You mentioned that :

“it may be useful to take a step back, and
merely create conditions that reproduce the error in Openfire, then
plot out how the server is responding by looking at process
utilization, profiling, and memory growth.”

Yes that is an extremely valid point however I do not have the resources to do the above and that is why I want to work with you guys…If the real problem turns out to be something else I will draw out a plan to solve that problem. Please understand that my proposal is merely an attempt to solve a problem as I see it…and my analysis is based on my study of the code and my interpretation of how openfire works. If i am given the chance to work with you guys my first priority would be to identify and define the problem and if the problem turns out to be something else then I would draw out a plan to solve that problem. My proposal is merely a snall demonstration of whole cycle and I admit that I too have no way to identify the real problem. Identifying the real problem is a major step in solving the Achilles’ Heel problem .

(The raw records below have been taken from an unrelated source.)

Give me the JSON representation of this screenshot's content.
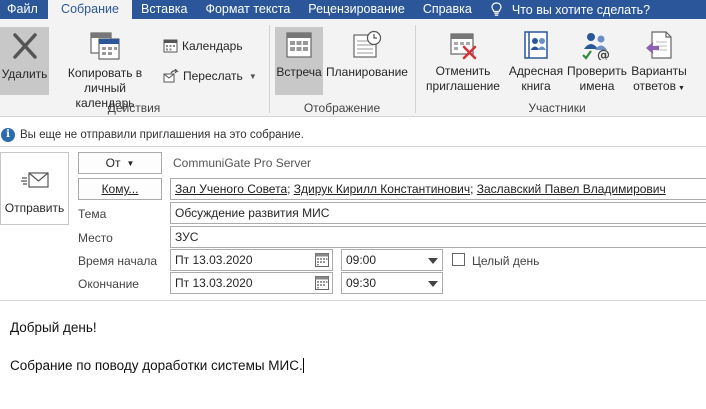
{
  "tabs": [
    {
      "label": "Файл",
      "active": false
    },
    {
      "label": "Собрание",
      "active": true
    },
    {
      "label": "Вставка",
      "active": false
    },
    {
      "label": "Формат текста",
      "active": false
    },
    {
      "label": "Рецензирование",
      "active": false
    },
    {
      "label": "Справка",
      "active": false
    }
  ],
  "tell_me": "Что вы хотите сделать?",
  "ribbon": {
    "actions": {
      "delete": "Удалить",
      "copy_l1": "Копировать в",
      "copy_l2": "личный календарь",
      "calendar": "Календарь",
      "forward": "Переслать",
      "group": "Действия"
    },
    "display": {
      "meeting": "Встреча",
      "planning": "Планирование",
      "group": "Отображение"
    },
    "attendees": {
      "cancel_l1": "Отменить",
      "cancel_l2": "приглашение",
      "book_l1": "Адресная",
      "book_l2": "книга",
      "check_l1": "Проверить",
      "check_l2": "имена",
      "resp_l1": "Варианты",
      "resp_l2": "ответов",
      "group": "Участники"
    }
  },
  "info_message": "Вы еще не отправили приглашения на это собрание.",
  "form": {
    "send_label": "Отправить",
    "from_label": "От",
    "from_value": "CommuniGate Pro Server",
    "to_label": "Кому...",
    "recipients": [
      "Зал Ученого Совета",
      "Здирук Кирилл Константинович",
      "Заславский Павел Владимирович"
    ],
    "subject_label": "Тема",
    "subject_value": "Обсуждение развития МИС",
    "location_label": "Место",
    "location_value": "ЗУС",
    "start_label": "Время начала",
    "start_date": "Пт 13.03.2020",
    "start_time": "09:00",
    "allday_label": "Целый день",
    "allday_checked": false,
    "end_label": "Окончание",
    "end_date": "Пт 13.03.2020",
    "end_time": "09:30"
  },
  "body": {
    "line1": "Добрый день!",
    "line2": "Собрание по поводу доработки системы МИС."
  }
}
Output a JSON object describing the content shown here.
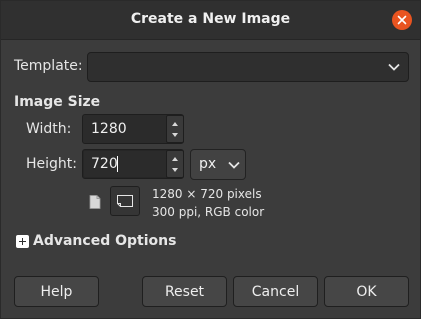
{
  "window": {
    "title": "Create a New Image"
  },
  "template": {
    "label": "Template:",
    "value": ""
  },
  "image_size": {
    "section_label": "Image Size",
    "width_label": "Width:",
    "width_value": "1280",
    "height_label": "Height:",
    "height_value": "720",
    "unit": "px",
    "info_pixels": "1280 × 720 pixels",
    "info_resolution": "300 ppi, RGB color"
  },
  "advanced": {
    "label": "Advanced Options"
  },
  "buttons": {
    "help": "Help",
    "reset": "Reset",
    "cancel": "Cancel",
    "ok": "OK"
  },
  "colors": {
    "accent_close": "#e95420",
    "background": "#3c3c3c"
  },
  "icons": {
    "portrait": "portrait-orientation-icon",
    "landscape": "landscape-orientation-icon"
  }
}
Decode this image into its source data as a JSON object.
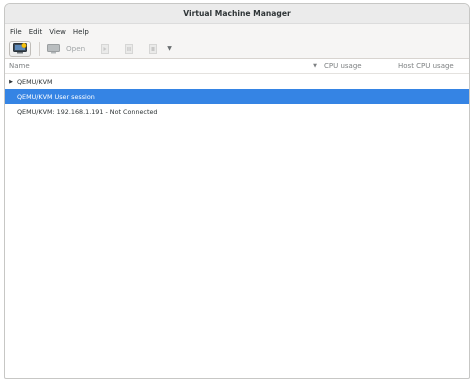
{
  "window": {
    "title": "Virtual Machine Manager"
  },
  "menubar": {
    "items": [
      "File",
      "Edit",
      "View",
      "Help"
    ]
  },
  "toolbar": {
    "open_label": "Open",
    "icons": [
      "new-vm-icon",
      "monitor-icon",
      "play-icon",
      "pause-icon",
      "shutdown-icon",
      "chevron-down-icon"
    ]
  },
  "table": {
    "columns": {
      "name": "Name",
      "cpu": "CPU usage",
      "host_cpu": "Host CPU usage"
    },
    "rows": [
      {
        "label": "QEMU/KVM",
        "expandable": true,
        "selected": false
      },
      {
        "label": "QEMU/KVM User session",
        "expandable": false,
        "selected": true
      },
      {
        "label": "QEMU/KVM: 192.168.1.191 - Not Connected",
        "expandable": false,
        "selected": false
      }
    ]
  },
  "colors": {
    "selection": "#3584e4",
    "titlebar": "#ebebeb",
    "text": "#2e3436"
  }
}
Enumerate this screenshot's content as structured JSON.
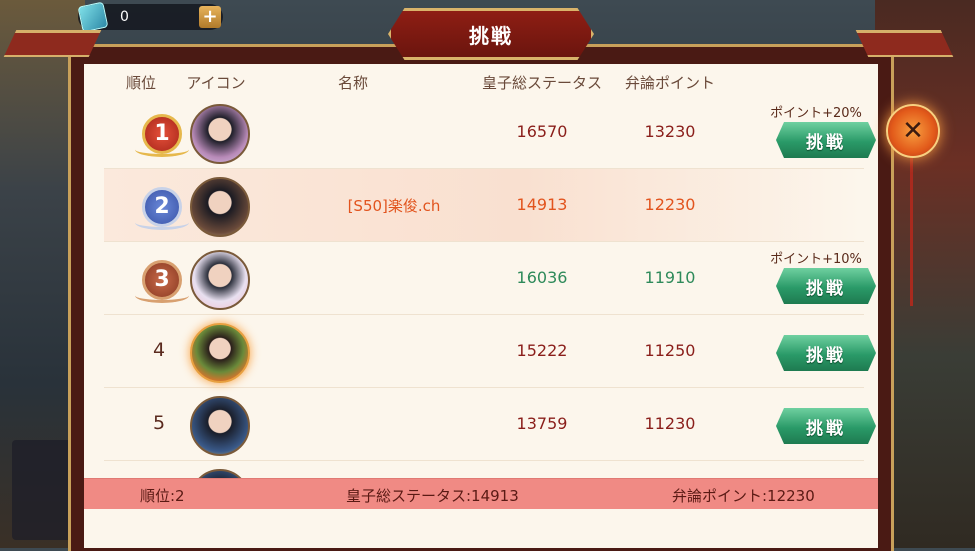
{
  "currency": {
    "amount": "0",
    "plus_label": "+"
  },
  "title": "挑戦",
  "columns": {
    "rank": "順位",
    "icon": "アイコン",
    "name": "名称",
    "status": "皇子総ステータス",
    "points": "弁論ポイント"
  },
  "rows": [
    {
      "rank": "1",
      "name": "",
      "status": "16570",
      "points": "13230",
      "bonus": "ポイント+20%",
      "button": "挑戦"
    },
    {
      "rank": "2",
      "name": "[S50]楽俊.ch",
      "status": "14913",
      "points": "12230",
      "bonus": "",
      "button": ""
    },
    {
      "rank": "3",
      "name": "",
      "status": "16036",
      "points": "11910",
      "bonus": "ポイント+10%",
      "button": "挑戦"
    },
    {
      "rank": "4",
      "name": "",
      "status": "15222",
      "points": "11250",
      "bonus": "",
      "button": "挑戦"
    },
    {
      "rank": "5",
      "name": "",
      "status": "13759",
      "points": "11230",
      "bonus": "",
      "button": "挑戦"
    }
  ],
  "footer": {
    "rank": "順位:2",
    "status": "皇子総ステータス:14913",
    "points": "弁論ポイント:12230"
  },
  "close_label": "✕",
  "colors": {
    "frame": "#4a1a14",
    "panel": "#fcf6ec",
    "footer": "#f08a84",
    "button": "#2a9a68",
    "highlight_text": "#e2541e",
    "green_text": "#2e8a5a"
  }
}
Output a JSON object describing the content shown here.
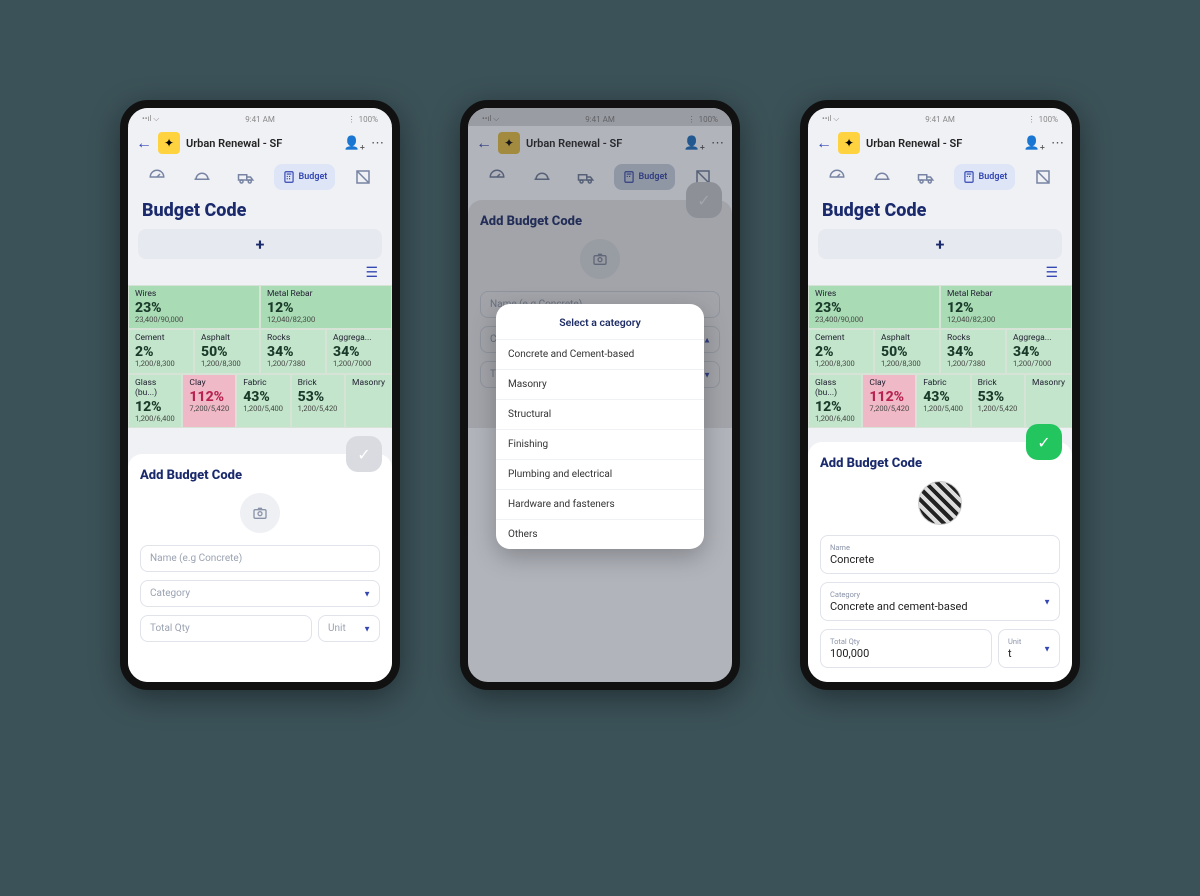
{
  "status": {
    "time": "9:41 AM",
    "battery": "100%"
  },
  "header": {
    "title": "Urban Renewal - SF"
  },
  "tabs": {
    "budget_label": "Budget"
  },
  "page_title": "Budget Code",
  "tiles": {
    "wires": {
      "name": "Wires",
      "pct": "23%",
      "sub": "23,400/90,000"
    },
    "rebar": {
      "name": "Metal Rebar",
      "pct": "12%",
      "sub": "12,040/82,300"
    },
    "cement": {
      "name": "Cement",
      "pct": "2%",
      "sub": "1,200/8,300"
    },
    "asphalt": {
      "name": "Asphalt",
      "pct": "50%",
      "sub": "1,200/8,300"
    },
    "rocks": {
      "name": "Rocks",
      "pct": "34%",
      "sub": "1,200/7380"
    },
    "agg": {
      "name": "Aggrega...",
      "pct": "34%",
      "sub": "1,200/7000"
    },
    "glass": {
      "name": "Glass (bu...)",
      "pct": "12%",
      "sub": "1,200/6,400"
    },
    "clay": {
      "name": "Clay",
      "pct": "112%",
      "sub": "7,200/5,420"
    },
    "fabric": {
      "name": "Fabric",
      "pct": "43%",
      "sub": "1,200/5,400"
    },
    "brick": {
      "name": "Brick",
      "pct": "53%",
      "sub": "1,200/5,420"
    },
    "masonry": {
      "name": "Masonry"
    }
  },
  "sheet": {
    "title": "Add Budget Code",
    "name_ph": "Name (e.g Concrete)",
    "cat_ph": "Category",
    "qty_ph": "Total Qty",
    "unit_ph": "Unit"
  },
  "popup": {
    "title": "Select a category",
    "opts": [
      "Concrete and Cement-based",
      "Masonry",
      "Structural",
      "Finishing",
      "Plumbing and electrical",
      "Hardware and fasteners",
      "Others"
    ]
  },
  "filled": {
    "name_lab": "Name",
    "name_val": "Concrete",
    "cat_lab": "Category",
    "cat_val": "Concrete and cement-based",
    "qty_lab": "Total Qty",
    "qty_val": "100,000",
    "unit_lab": "Unit",
    "unit_val": "t"
  }
}
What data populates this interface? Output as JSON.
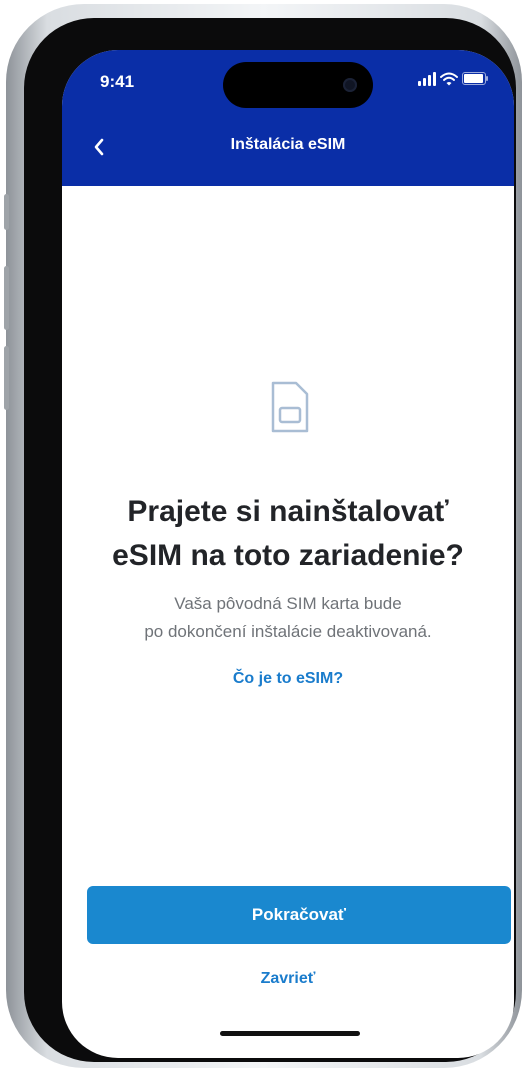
{
  "status_bar": {
    "time": "9:41"
  },
  "nav": {
    "title": "Inštalácia eSIM",
    "back_icon": "chevron-left-icon"
  },
  "main": {
    "icon": "sim-card-icon",
    "headline_line1": "Prajete si nainštalovať",
    "headline_line2": "eSIM na toto zariadenie?",
    "subtitle_line1": "Vaša pôvodná SIM karta bude",
    "subtitle_line2": "po dokončení inštalácie deaktivovaná.",
    "link": "Čo je to eSIM?"
  },
  "actions": {
    "primary": "Pokračovať",
    "secondary": "Zavrieť"
  },
  "colors": {
    "header": "#0a2ea7",
    "primary_button": "#1a88cf",
    "link": "#1a7ccc",
    "headline": "#222428",
    "subtitle": "#6f7378",
    "icon": "#a9bdd4"
  }
}
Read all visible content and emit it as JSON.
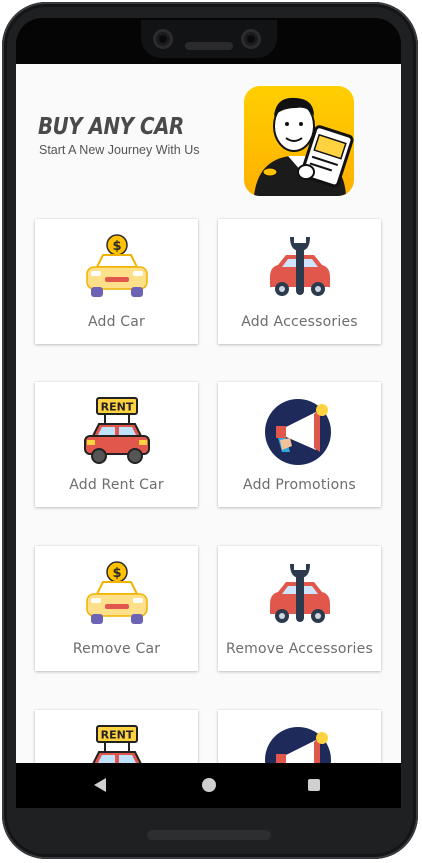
{
  "header": {
    "title": "BUY ANY CAR",
    "subtitle": "Start A New Journey With Us"
  },
  "cards": [
    {
      "label": "Add Car",
      "icon": "car-dollar-icon"
    },
    {
      "label": "Add Accessories",
      "icon": "car-wrench-icon"
    },
    {
      "label": "Add Rent Car",
      "icon": "rent-car-icon",
      "sign_text": "RENT"
    },
    {
      "label": "Add Promotions",
      "icon": "megaphone-icon"
    },
    {
      "label": "Remove Car",
      "icon": "car-dollar-icon"
    },
    {
      "label": "Remove Accessories",
      "icon": "car-wrench-icon"
    },
    {
      "label": "",
      "icon": "rent-car-icon",
      "sign_text": "RENT"
    },
    {
      "label": "",
      "icon": "megaphone-icon"
    }
  ],
  "navbar": {
    "back": "back-icon",
    "home": "home-icon",
    "recents": "recents-icon"
  },
  "colors": {
    "accent_yellow": "#ffc200",
    "car_red": "#e2574c",
    "navy": "#1e2a5a",
    "text_gray": "#6d6d6d"
  }
}
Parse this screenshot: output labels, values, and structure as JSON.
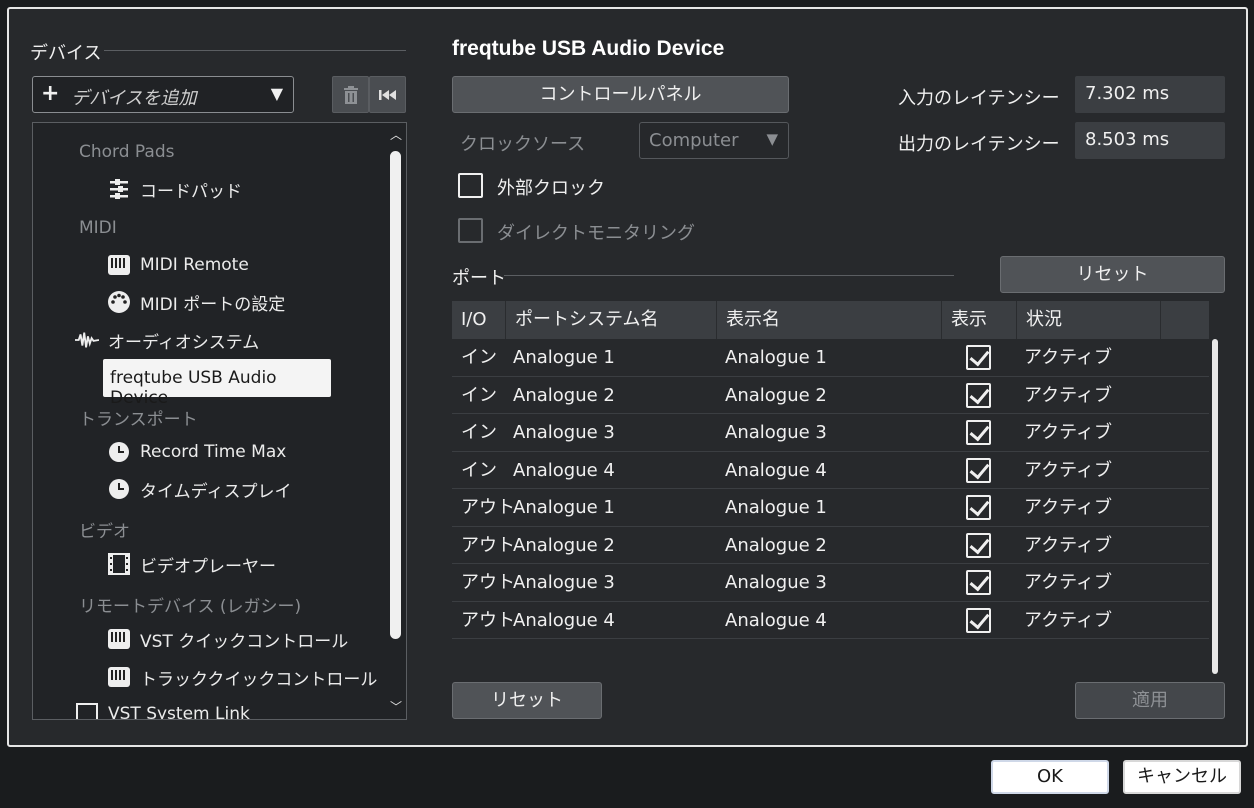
{
  "left": {
    "section_title": "デバイス",
    "add_device": {
      "label": "デバイスを追加",
      "caret": "▼"
    },
    "buttons": {
      "delete_icon": "trash-icon",
      "reset_icon": "skip-back-icon"
    },
    "tree": {
      "cat_chord": "Chord Pads",
      "item_chord": "コードパッド",
      "cat_midi": "MIDI",
      "item_midi_remote": "MIDI Remote",
      "item_midi_port": "MIDI ポートの設定",
      "item_audio_system": "オーディオシステム",
      "item_selected": "freqtube USB Audio Device",
      "cat_transport": "トランスポート",
      "item_record_time": "Record Time Max",
      "item_time_display": "タイムディスプレイ",
      "cat_video": "ビデオ",
      "item_video_player": "ビデオプレーヤー",
      "cat_remote": "リモートデバイス (レガシー)",
      "item_vst_quick": "VST クイックコントロール",
      "item_track_quick": "トラッククイックコントロール",
      "item_vst_system_link": "VST System Link"
    }
  },
  "right": {
    "title": "freqtube USB Audio Device",
    "control_panel": "コントロールパネル",
    "clock_source_label": "クロックソース",
    "clock_source_value": "Computer",
    "caret": "▼",
    "input_latency_label": "入力のレイテンシー",
    "input_latency_value": "7.302 ms",
    "output_latency_label": "出力のレイテンシー",
    "output_latency_value": "8.503 ms",
    "external_clock": "外部クロック",
    "direct_monitoring": "ダイレクトモニタリング",
    "ports_title": "ポート",
    "reset_top": "リセット",
    "reset_bottom": "リセット",
    "apply": "適用"
  },
  "table": {
    "headers": {
      "io": "I/O",
      "port_name": "ポートシステム名",
      "display_name": "表示名",
      "show": "表示",
      "status": "状況"
    },
    "rows": [
      {
        "io": "イン",
        "port": "Analogue 1",
        "display": "Analogue 1",
        "status": "アクティブ"
      },
      {
        "io": "イン",
        "port": "Analogue 2",
        "display": "Analogue 2",
        "status": "アクティブ"
      },
      {
        "io": "イン",
        "port": "Analogue 3",
        "display": "Analogue 3",
        "status": "アクティブ"
      },
      {
        "io": "イン",
        "port": "Analogue 4",
        "display": "Analogue 4",
        "status": "アクティブ"
      },
      {
        "io": "アウト",
        "port": "Analogue 1",
        "display": "Analogue 1",
        "status": "アクティブ"
      },
      {
        "io": "アウト",
        "port": "Analogue 2",
        "display": "Analogue 2",
        "status": "アクティブ"
      },
      {
        "io": "アウト",
        "port": "Analogue 3",
        "display": "Analogue 3",
        "status": "アクティブ"
      },
      {
        "io": "アウト",
        "port": "Analogue 4",
        "display": "Analogue 4",
        "status": "アクティブ"
      }
    ]
  },
  "dialog": {
    "ok": "OK",
    "cancel": "キャンセル"
  }
}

At this point I want to ask a small favour from you…Assuming the problem is what I anticipated… then does my proposal solve it??

Thanks for the heads up on the testing and implementation related issues. I forgot to think about them…Rest assured that i am currently working on a proposal for that too…“In the proposal, there is no mention of how you are planning on
setting up a test bench” working on it…

I appreciate you taking out time to review my proposal… Thanks a lot!!

Another note : i feel a little stupid asking this but should I draft another proposal that is more general to the type of problem??